LEICHT nimmt auf die luftige Beschaffenheit Bezug, die Produkte sind nicht energiereduziert.
WTF? Dieser Hinweis ist doch bestimmt für die selben Leute gedacht, für die auf TK-Pizza-Kartons der Hinweis steht, dass man die Folie vor dem Backen entfernen soll, oder?

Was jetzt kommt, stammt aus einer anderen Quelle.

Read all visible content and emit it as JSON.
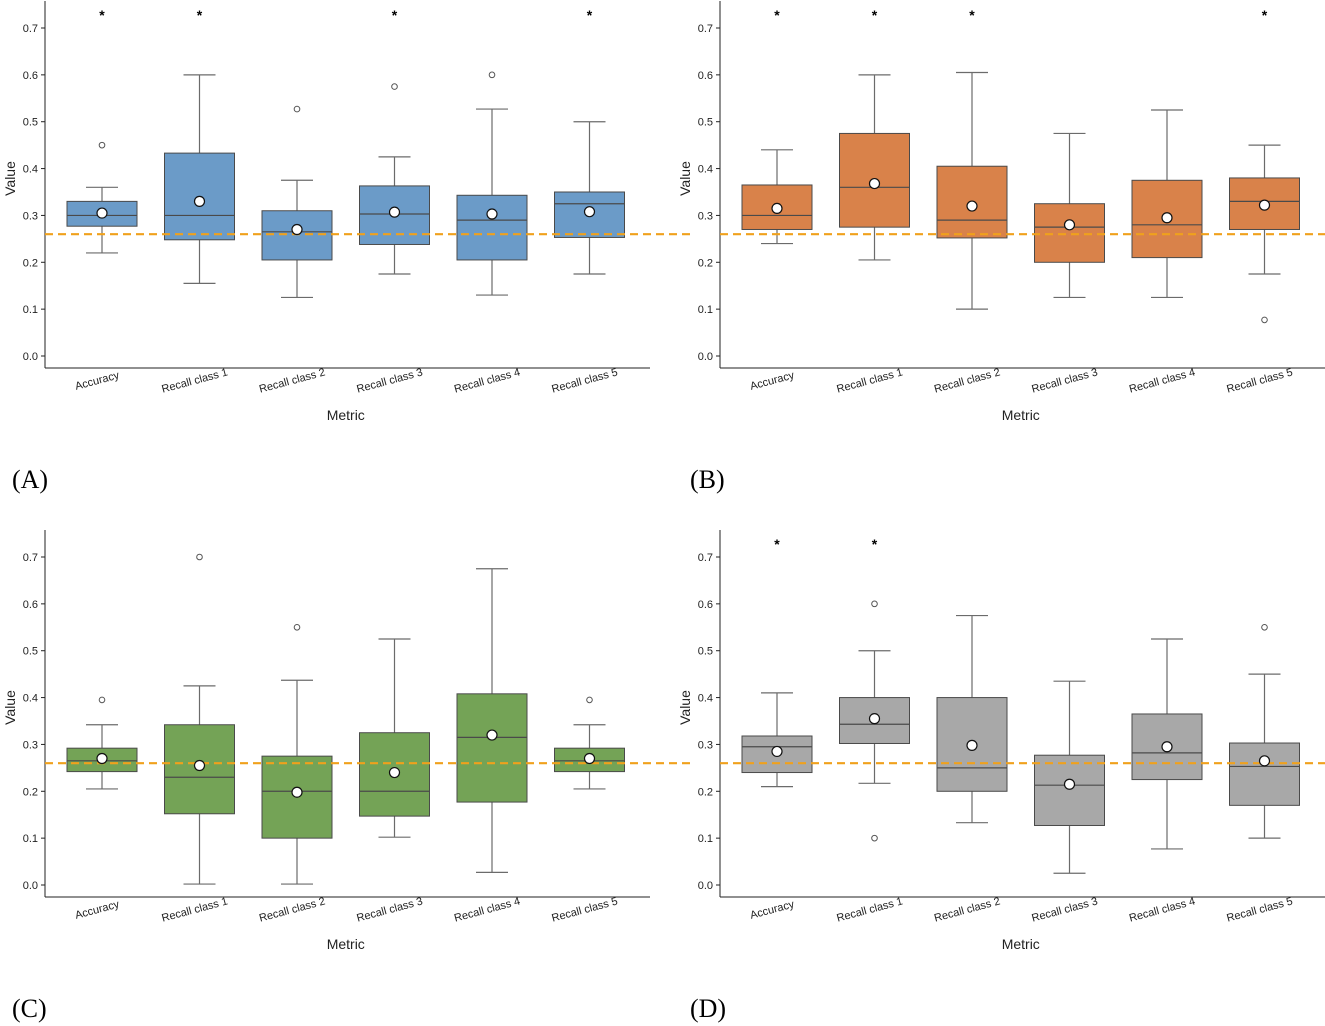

Geburten bei den Frensländern

In diesem Matherätsel von Heinrich Hemme lautet die Aufgabe folgendermaßen:

Bei den Frensländern ist es von größter Bedeutung, dass ein Ehepaar eine Tochter als Stammhalterin hat. Deshalb zeugt jedes Paar solange Kinder, bis ihm eine Tochter geboren wird. Danach setzt es keine weiteren Kinder in die Welt. Angenommen, die Wahrscheinlichkeiten, einen Jungen oder ein Mädchen zu bekommen, seien gleich. In welchem Verhältnis steht in Frensland die Anzahl der Jungengeburten zu der der Mädchengeburten?
Ist doch logisch, dachte ich: Die Anzahl der Jungs ist größer. Stimmt aber nicht. Nur warum ist das so? Logisch betrachtet muss die Anzahl der Jungengeburten die Anzahl der Mädchengeburten übersteigen: Jedes Paar bekommt immer nur maximal eine Tochter, aber möglicherweise vorher schon mehrere Jungen.

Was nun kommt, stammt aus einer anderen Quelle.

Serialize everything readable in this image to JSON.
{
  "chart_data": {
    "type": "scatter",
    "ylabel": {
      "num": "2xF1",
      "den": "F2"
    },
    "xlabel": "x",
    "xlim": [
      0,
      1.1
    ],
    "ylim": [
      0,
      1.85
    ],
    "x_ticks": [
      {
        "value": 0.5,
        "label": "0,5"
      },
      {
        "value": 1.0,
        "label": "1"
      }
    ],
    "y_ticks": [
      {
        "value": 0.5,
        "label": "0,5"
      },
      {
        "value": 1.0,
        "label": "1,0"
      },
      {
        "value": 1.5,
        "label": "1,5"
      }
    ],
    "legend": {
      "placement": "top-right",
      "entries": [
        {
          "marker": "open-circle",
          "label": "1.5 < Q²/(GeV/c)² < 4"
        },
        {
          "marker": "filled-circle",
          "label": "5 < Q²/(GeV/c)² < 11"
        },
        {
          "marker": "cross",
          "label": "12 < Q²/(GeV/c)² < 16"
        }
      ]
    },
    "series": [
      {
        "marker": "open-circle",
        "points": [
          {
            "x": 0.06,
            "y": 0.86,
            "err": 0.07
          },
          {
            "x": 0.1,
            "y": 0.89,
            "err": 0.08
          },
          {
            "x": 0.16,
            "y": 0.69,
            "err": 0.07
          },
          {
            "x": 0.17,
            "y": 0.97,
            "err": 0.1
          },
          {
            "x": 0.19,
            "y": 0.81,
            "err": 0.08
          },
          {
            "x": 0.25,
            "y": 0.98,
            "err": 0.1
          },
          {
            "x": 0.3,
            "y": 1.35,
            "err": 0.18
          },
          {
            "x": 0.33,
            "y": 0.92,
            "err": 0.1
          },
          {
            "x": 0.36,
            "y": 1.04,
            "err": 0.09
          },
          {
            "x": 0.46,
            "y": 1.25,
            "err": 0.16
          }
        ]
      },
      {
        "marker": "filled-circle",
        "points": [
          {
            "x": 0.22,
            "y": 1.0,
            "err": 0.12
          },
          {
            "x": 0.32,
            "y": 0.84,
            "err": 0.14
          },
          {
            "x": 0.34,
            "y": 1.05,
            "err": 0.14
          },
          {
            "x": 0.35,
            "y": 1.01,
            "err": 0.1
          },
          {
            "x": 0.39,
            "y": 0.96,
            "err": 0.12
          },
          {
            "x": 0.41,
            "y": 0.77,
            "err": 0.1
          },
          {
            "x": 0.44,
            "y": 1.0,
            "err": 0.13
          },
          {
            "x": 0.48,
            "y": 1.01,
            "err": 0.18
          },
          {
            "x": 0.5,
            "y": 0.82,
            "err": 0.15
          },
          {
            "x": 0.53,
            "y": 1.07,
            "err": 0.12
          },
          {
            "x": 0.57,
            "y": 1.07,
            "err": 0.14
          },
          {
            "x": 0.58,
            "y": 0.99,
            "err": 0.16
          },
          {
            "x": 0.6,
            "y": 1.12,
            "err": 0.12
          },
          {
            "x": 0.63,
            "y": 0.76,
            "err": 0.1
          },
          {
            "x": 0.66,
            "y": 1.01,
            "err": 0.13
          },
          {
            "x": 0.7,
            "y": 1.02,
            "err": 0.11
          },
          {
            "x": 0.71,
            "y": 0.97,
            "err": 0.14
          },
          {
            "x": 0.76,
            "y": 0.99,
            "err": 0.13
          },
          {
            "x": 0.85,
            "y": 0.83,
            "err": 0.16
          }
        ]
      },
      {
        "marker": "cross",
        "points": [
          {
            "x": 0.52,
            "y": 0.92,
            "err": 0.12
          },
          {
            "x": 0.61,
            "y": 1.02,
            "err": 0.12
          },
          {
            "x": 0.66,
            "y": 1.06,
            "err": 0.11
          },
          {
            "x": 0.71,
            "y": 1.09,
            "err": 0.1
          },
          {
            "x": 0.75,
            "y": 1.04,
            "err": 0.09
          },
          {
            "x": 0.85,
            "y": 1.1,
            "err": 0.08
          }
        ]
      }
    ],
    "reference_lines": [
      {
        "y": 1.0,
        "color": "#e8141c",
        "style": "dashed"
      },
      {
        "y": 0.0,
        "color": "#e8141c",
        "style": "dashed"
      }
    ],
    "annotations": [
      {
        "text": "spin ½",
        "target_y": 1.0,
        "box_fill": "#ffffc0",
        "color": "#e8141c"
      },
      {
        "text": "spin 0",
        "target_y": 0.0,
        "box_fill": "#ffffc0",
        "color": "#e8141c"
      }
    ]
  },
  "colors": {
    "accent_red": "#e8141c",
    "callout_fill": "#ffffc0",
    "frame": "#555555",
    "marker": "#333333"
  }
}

Im verlinkten Artikel / Rätsel lautet die Lösung folgendermaßen:

Da bei jeder einzelnen Geburt, egal, ob es sich um eine Erstgeburt handelt oder ob das Ehepaar vorher schon ein Dutzend Jungen bekommen hat, die Wahrscheinlichkeit für einen Mädchen 50 Prozent beträgt, steht die Anzahl der Jungengeburten zu der der Mädchengeburten im Verhältnis 1:1.
Bin ich jetzt aufgrund der Fragestellung reingefallen oder mache ich einen gravierenden Denkfehler? Natürlich ist die Wahrscheinlichkeit bei der Geburt eine 50/50-Chance. 50% Mädchen, 50% Junge. Das gilt für jede einzelne Geburt. Ist ja klar, darüber gibt es nichts zu diskutieren. Das ist mathematisch absolut korrekt.

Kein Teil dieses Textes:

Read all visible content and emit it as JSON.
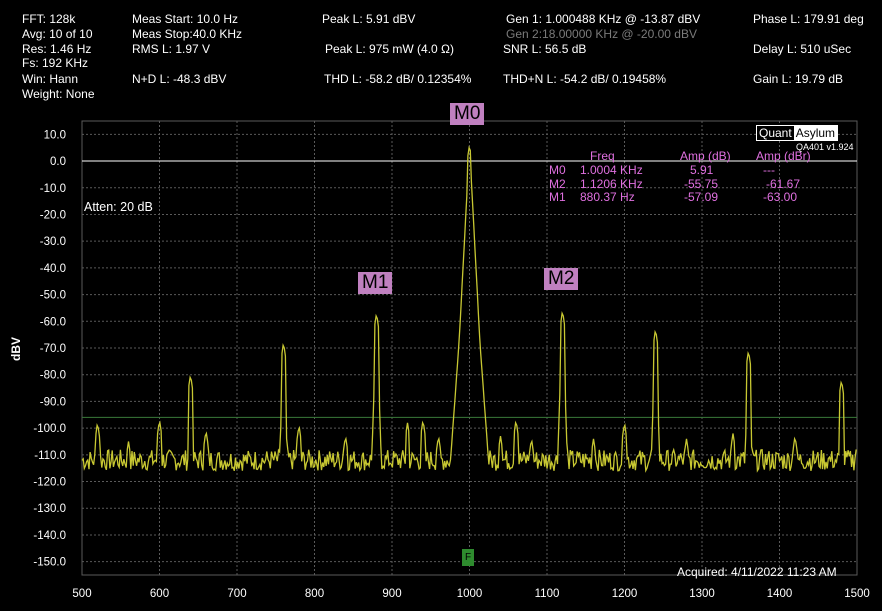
{
  "header": {
    "fft": "FFT: 128k",
    "avg": "Avg: 10 of 10",
    "res": "Res: 1.46 Hz",
    "fs": "Fs: 192 KHz",
    "win": "Win: Hann",
    "weight": "Weight: None",
    "meas_start": "Meas Start: 10.0 Hz",
    "meas_stop": "Meas Stop:40.0 KHz",
    "rms": "RMS L: 1.97 V",
    "nd": "N+D L: -48.3 dBV",
    "peak_l": "Peak L: 5.91 dBV",
    "peak_w": "Peak L: 975 mW (4.0 Ω)",
    "thd": "THD L: -58.2 dB/ 0.12354%",
    "gen1": "Gen 1: 1.000488 KHz @ -13.87  dBV",
    "gen2": "Gen 2:18.00000 KHz @ -20.00  dBV",
    "snr": "SNR L: 56.5 dB",
    "thdn": "THD+N L: -54.2 dB/ 0.19458%",
    "phase": "Phase L: 179.91 deg",
    "delay": "Delay L: 510 uSec",
    "gain": "Gain L: 19.79 dB"
  },
  "brand": {
    "quant": "Quant",
    "asylum": "Asylum",
    "version": "QA401 v1.924"
  },
  "atten": "Atten: 20 dB",
  "acquired": "Acquired: 4/11/2022  11:23 AM",
  "f_marker": "F",
  "markers": {
    "m0": "M0",
    "m1": "M1",
    "m2": "M2",
    "table_headers": [
      "Freq",
      "Amp (dB)",
      "Amp (dBr)"
    ],
    "rows": [
      {
        "name": "M0",
        "freq": "1.0004 KHz",
        "amp": "5.91",
        "ampr": "---"
      },
      {
        "name": "M2",
        "freq": "1.1206 KHz",
        "amp": "-55.75",
        "ampr": "-61.67"
      },
      {
        "name": "M1",
        "freq": "880.37 Hz",
        "amp": "-57.09",
        "ampr": "-63.00"
      }
    ]
  },
  "colors": {
    "trace": "#c8c832",
    "grid": "#5a5a5a",
    "marker": "#c080c0",
    "marker_text": "#e070e0",
    "ref_line": "#3a7a3a"
  },
  "chart_data": {
    "type": "line",
    "xlim": [
      500,
      1500
    ],
    "ylim": [
      -155,
      15
    ],
    "ylabel": "dBV",
    "x_ticks": [
      500,
      600,
      700,
      800,
      900,
      1000,
      1100,
      1200,
      1300,
      1400,
      1500
    ],
    "y_ticks": [
      10,
      0,
      -10,
      -20,
      -30,
      -40,
      -50,
      -60,
      -70,
      -80,
      -90,
      -100,
      -110,
      -120,
      -130,
      -140,
      -150
    ],
    "reference_lines": [
      0,
      -96
    ],
    "noise_floor": -112,
    "peaks": [
      {
        "x": 520,
        "y": -98
      },
      {
        "x": 560,
        "y": -105
      },
      {
        "x": 600,
        "y": -97
      },
      {
        "x": 640,
        "y": -80
      },
      {
        "x": 660,
        "y": -101
      },
      {
        "x": 760,
        "y": -68
      },
      {
        "x": 780,
        "y": -99
      },
      {
        "x": 840,
        "y": -103
      },
      {
        "x": 880,
        "y": -57
      },
      {
        "x": 920,
        "y": -98
      },
      {
        "x": 940,
        "y": -97
      },
      {
        "x": 960,
        "y": -103
      },
      {
        "x": 1000,
        "y": 6
      },
      {
        "x": 1040,
        "y": -103
      },
      {
        "x": 1060,
        "y": -97
      },
      {
        "x": 1080,
        "y": -104
      },
      {
        "x": 1120,
        "y": -56
      },
      {
        "x": 1160,
        "y": -104
      },
      {
        "x": 1200,
        "y": -98
      },
      {
        "x": 1240,
        "y": -63
      },
      {
        "x": 1280,
        "y": -104
      },
      {
        "x": 1340,
        "y": -102
      },
      {
        "x": 1360,
        "y": -71
      },
      {
        "x": 1420,
        "y": -103
      },
      {
        "x": 1480,
        "y": -82
      },
      {
        "x": 1500,
        "y": -106
      }
    ]
  }
}
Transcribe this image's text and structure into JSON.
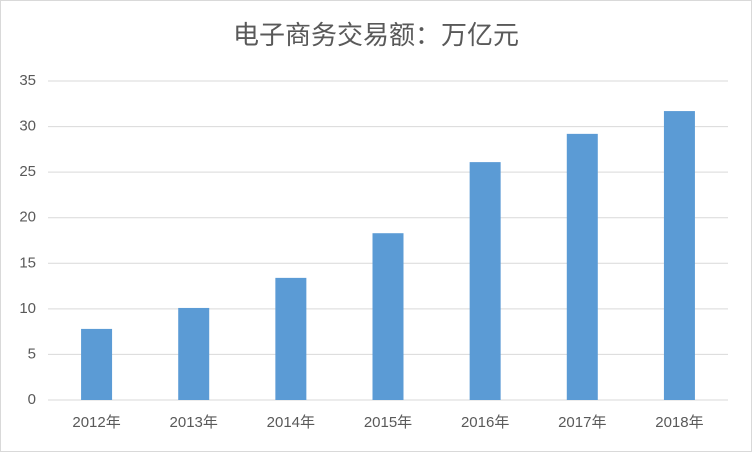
{
  "chart_data": {
    "type": "bar",
    "title": "电子商务交易额：万亿元",
    "categories": [
      "2012年",
      "2013年",
      "2014年",
      "2015年",
      "2016年",
      "2017年",
      "2018年"
    ],
    "values": [
      7.8,
      10.1,
      13.4,
      18.3,
      26.1,
      29.2,
      31.7
    ],
    "color": "#5b9bd5",
    "ylim": [
      0,
      35
    ],
    "yticks": [
      0,
      5,
      10,
      15,
      20,
      25,
      30,
      35
    ],
    "grid": true
  }
}
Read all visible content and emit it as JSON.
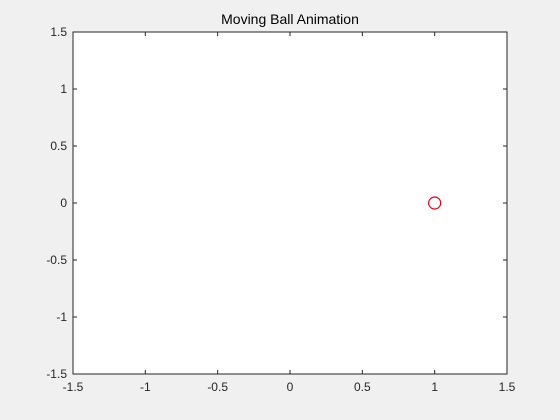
{
  "chart_data": {
    "type": "scatter",
    "title": "Moving Ball Animation",
    "xlabel": "",
    "ylabel": "",
    "xlim": [
      -1.5,
      1.5
    ],
    "ylim": [
      -1.5,
      1.5
    ],
    "x_ticks": [
      -1.5,
      -1,
      -0.5,
      0,
      0.5,
      1,
      1.5
    ],
    "y_ticks": [
      -1.5,
      -1,
      -0.5,
      0,
      0.5,
      1,
      1.5
    ],
    "x_tick_labels": [
      "-1.5",
      "-1",
      "-0.5",
      "0",
      "0.5",
      "1",
      "1.5"
    ],
    "y_tick_labels": [
      "-1.5",
      "-1",
      "-0.5",
      "0",
      "0.5",
      "1",
      "1.5"
    ],
    "grid": false,
    "legend": "none",
    "series": [
      {
        "marker": "circle",
        "color": "#e0000a",
        "points": [
          {
            "x": 1,
            "y": 0
          }
        ]
      }
    ]
  },
  "colors": {
    "figure_background": "#f0f0f0",
    "axes_background": "#ffffff",
    "axes_line": "#262626",
    "marker": "#e0000a"
  }
}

Aber dennoch müsste, wenn man nicht die einzelnen Geburten sondern die gesamte Bevölkerung betrachtet, die Anzahl der männlichen Nachkommen die Anzahl der weiblichen Nachkommen der Frensländerer übersteigen, da die Paare ja nicht nur akkurat abwechselnd Mädchen und Jungen bekommen, sondern durchaus auch mal mehrere Jungen, bis es endlich klappt – aber eben grundsätzlich immer nur ein Mädchen.

Habe ich einen Denkfehler gemacht oder schlicht und einfach in die Frage ("In welchem Verhältnis steht in Frensland die Anzahl der Jungengeburten zu der der Mädchengeburten?") viel zu viel hineininterpretiert?